In partnership with the U.S. Army Corps of Engineers Engineering With Nature® Initiative, we are using acoustic telemetry to track fish movements in engineered and restored habitats to determine how fish use these areas. This will help us understand how to design future restored and engineered habitats to support fish movements.
Why We Care
Fish and other wetland organisms play a key economic and cultural role in Chesapeake Bay. Understanding their habitat preferences and movements in marshes is essential to responsibly manage coastal ecosystems and sustain healthy fish populations. This need is especially critical in habitat restoration projects pre-, during-, and post- construction to inform future design of engineered marshes and wetlands.
These habitat restoration projects include efforts from the U.S. Army Corps of Engineers (USACE) Engineering With Nature® (EWN®) Initiative, which aligns natural and engineering processes to deliver economic, environmental, and social benefits. Understanding the function of engineered habitats developed through this initiative is important for measuring efficacy and to help inform design of future restored and engineered habitats.
What We Are Doing
NCCOS is partnering with USACE, the Maryland Department of Transportation Maryland Port Administration (MDOT MPA), and the NOAA Chesapeake Bay Office to track fish movements in engineered and restored marshes. Beginning in May 2023, we will attach coded transmitters to dozens of fish and other aquatic organisms and use an array of automated data loggers to track their locations over the next two years.

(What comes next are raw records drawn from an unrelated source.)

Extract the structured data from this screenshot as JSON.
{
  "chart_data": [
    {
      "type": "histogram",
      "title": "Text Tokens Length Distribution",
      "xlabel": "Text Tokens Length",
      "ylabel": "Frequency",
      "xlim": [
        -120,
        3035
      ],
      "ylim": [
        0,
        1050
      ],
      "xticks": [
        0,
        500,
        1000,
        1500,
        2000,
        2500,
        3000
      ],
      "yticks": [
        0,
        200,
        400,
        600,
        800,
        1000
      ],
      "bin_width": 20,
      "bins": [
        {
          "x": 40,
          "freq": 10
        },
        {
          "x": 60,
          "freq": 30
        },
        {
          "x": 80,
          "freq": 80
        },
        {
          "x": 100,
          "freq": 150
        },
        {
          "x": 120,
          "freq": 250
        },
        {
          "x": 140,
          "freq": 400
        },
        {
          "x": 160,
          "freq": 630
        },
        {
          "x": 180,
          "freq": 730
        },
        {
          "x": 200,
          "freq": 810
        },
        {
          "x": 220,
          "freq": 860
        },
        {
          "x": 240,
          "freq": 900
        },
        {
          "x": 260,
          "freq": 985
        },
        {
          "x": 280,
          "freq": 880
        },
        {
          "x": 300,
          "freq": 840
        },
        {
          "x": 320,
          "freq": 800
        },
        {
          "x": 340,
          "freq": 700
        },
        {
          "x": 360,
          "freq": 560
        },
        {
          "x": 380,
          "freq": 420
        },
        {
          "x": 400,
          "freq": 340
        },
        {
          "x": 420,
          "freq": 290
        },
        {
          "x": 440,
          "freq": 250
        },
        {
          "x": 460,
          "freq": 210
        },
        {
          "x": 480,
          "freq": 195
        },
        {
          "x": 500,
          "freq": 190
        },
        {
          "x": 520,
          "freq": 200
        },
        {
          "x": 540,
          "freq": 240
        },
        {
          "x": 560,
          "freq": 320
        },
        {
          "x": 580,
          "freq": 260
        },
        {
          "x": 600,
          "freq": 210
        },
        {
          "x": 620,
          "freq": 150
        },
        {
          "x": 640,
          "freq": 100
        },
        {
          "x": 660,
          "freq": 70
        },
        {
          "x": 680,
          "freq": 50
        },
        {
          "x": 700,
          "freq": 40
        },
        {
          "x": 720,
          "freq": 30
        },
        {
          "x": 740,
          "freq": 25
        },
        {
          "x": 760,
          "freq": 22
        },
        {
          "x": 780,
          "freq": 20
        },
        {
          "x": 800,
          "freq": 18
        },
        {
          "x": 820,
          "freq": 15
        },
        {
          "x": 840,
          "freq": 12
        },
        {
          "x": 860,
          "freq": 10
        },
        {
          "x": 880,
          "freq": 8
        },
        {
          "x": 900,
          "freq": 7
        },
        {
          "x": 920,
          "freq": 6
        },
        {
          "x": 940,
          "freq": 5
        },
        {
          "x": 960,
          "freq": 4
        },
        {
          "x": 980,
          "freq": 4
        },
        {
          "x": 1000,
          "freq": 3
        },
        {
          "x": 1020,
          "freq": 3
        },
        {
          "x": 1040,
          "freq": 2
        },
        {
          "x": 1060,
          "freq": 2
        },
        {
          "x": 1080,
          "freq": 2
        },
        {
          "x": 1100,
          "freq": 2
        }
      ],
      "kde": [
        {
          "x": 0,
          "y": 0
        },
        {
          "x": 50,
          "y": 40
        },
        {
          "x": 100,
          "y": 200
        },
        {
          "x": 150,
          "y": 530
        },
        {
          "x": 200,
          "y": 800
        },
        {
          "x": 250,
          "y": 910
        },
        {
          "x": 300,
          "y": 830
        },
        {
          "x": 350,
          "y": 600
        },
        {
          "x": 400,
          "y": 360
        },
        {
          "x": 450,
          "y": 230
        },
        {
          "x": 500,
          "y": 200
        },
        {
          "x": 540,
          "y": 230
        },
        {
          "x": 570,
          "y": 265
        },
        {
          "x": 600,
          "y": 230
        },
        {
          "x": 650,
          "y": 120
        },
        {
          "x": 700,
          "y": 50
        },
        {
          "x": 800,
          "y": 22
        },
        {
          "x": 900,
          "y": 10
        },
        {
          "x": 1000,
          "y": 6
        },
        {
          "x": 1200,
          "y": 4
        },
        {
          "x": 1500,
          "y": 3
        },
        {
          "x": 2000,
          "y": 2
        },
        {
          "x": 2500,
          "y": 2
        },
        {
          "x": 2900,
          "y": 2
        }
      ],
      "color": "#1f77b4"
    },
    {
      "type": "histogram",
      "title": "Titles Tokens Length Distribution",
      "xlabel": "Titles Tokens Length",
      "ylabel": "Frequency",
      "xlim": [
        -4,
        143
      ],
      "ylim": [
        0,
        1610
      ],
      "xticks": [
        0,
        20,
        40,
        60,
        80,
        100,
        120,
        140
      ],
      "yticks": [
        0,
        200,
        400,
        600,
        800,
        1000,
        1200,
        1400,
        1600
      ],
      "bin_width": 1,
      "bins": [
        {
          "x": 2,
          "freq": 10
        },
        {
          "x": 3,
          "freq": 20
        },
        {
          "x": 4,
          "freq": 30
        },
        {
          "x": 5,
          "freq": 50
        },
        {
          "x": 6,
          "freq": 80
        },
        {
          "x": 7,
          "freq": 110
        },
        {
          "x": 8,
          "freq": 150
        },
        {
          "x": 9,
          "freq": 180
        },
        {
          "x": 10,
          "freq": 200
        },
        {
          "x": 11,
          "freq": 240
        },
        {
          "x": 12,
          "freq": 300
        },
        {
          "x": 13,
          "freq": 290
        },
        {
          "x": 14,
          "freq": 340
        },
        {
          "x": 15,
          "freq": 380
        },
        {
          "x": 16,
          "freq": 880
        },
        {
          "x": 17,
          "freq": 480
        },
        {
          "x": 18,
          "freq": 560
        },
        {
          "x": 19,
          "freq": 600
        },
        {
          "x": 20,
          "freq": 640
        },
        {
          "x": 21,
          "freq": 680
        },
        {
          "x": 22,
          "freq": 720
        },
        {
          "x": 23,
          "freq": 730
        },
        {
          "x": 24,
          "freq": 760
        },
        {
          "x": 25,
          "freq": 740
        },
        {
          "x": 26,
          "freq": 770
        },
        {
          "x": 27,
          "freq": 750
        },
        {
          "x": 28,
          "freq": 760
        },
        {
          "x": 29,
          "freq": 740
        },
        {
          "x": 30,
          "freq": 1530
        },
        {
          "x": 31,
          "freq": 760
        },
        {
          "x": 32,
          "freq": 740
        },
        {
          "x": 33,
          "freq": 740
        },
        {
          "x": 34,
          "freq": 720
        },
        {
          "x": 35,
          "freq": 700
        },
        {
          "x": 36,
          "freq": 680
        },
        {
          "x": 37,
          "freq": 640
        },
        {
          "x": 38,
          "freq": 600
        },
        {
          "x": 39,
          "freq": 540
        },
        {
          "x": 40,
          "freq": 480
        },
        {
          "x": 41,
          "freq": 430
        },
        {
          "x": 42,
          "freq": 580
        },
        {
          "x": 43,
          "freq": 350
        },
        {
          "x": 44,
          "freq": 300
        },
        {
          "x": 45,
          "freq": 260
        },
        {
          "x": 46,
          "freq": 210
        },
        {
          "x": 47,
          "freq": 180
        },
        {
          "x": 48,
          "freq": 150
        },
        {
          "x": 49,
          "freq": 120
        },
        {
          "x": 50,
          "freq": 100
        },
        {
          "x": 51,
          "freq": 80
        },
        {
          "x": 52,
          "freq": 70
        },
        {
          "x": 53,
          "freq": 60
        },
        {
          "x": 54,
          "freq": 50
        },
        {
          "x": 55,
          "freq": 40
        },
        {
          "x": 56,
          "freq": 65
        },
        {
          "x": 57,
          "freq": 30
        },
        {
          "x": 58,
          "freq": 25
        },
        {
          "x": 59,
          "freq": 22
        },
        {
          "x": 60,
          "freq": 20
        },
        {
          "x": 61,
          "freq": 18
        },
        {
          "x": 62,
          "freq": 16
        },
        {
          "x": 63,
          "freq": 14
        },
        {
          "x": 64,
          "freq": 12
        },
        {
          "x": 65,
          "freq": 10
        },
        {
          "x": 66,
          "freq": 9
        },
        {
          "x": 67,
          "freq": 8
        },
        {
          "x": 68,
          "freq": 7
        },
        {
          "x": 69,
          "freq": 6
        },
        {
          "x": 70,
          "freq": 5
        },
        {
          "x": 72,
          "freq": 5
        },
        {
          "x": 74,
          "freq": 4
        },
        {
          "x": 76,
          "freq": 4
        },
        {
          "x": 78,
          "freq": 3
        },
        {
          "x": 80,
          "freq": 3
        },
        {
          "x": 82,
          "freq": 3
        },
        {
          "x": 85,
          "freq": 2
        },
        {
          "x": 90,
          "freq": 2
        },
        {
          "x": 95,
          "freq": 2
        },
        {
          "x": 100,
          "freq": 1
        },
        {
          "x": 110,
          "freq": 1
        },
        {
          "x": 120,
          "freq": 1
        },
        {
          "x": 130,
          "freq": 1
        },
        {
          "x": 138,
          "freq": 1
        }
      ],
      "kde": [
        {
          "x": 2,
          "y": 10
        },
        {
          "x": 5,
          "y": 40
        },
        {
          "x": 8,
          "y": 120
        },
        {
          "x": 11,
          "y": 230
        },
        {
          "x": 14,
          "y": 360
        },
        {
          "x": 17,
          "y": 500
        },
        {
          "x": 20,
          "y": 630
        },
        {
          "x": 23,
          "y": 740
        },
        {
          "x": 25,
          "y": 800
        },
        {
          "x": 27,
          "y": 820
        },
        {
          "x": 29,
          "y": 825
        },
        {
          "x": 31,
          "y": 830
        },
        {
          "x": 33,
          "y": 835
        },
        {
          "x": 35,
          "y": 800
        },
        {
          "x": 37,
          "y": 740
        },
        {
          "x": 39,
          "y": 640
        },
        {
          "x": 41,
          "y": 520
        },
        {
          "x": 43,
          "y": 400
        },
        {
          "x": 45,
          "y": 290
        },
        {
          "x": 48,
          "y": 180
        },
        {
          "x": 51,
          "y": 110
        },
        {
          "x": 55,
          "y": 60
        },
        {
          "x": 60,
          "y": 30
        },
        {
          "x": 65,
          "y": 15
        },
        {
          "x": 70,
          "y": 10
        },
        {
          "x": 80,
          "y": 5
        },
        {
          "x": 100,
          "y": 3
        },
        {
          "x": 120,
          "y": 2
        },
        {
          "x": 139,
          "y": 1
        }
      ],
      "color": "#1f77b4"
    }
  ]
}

Sites include an EWN® restoration effort at the Paul S. Sarbanes Ecosystem Restoration Project on Poplar Island, Maryland. Once a thriving community in the Maryland portion of Chesapeake Bay, the combined forces of erosion, sea level rise, and subsidence reduced the area from over 1,110 acres in 1847 to small islets totaling only 4 acres by 1990. Federal and state partners from USACE and MDOT MPA have jointly sponsored a project to restore this lost remote island habitat through the beneficial use of dredged material collected nearby. Upon completion, the restoration will result in 1,715 acres of developed wetland, upland, and open water embayment habitats.
Benefits of Our Work
The study is expected to demonstrate which aspects of the engineered and restored habitats, such as creek size and shape516 and culvert type, are most used by fish and other wetland species, which will increase the effectiveness of restoration efforts.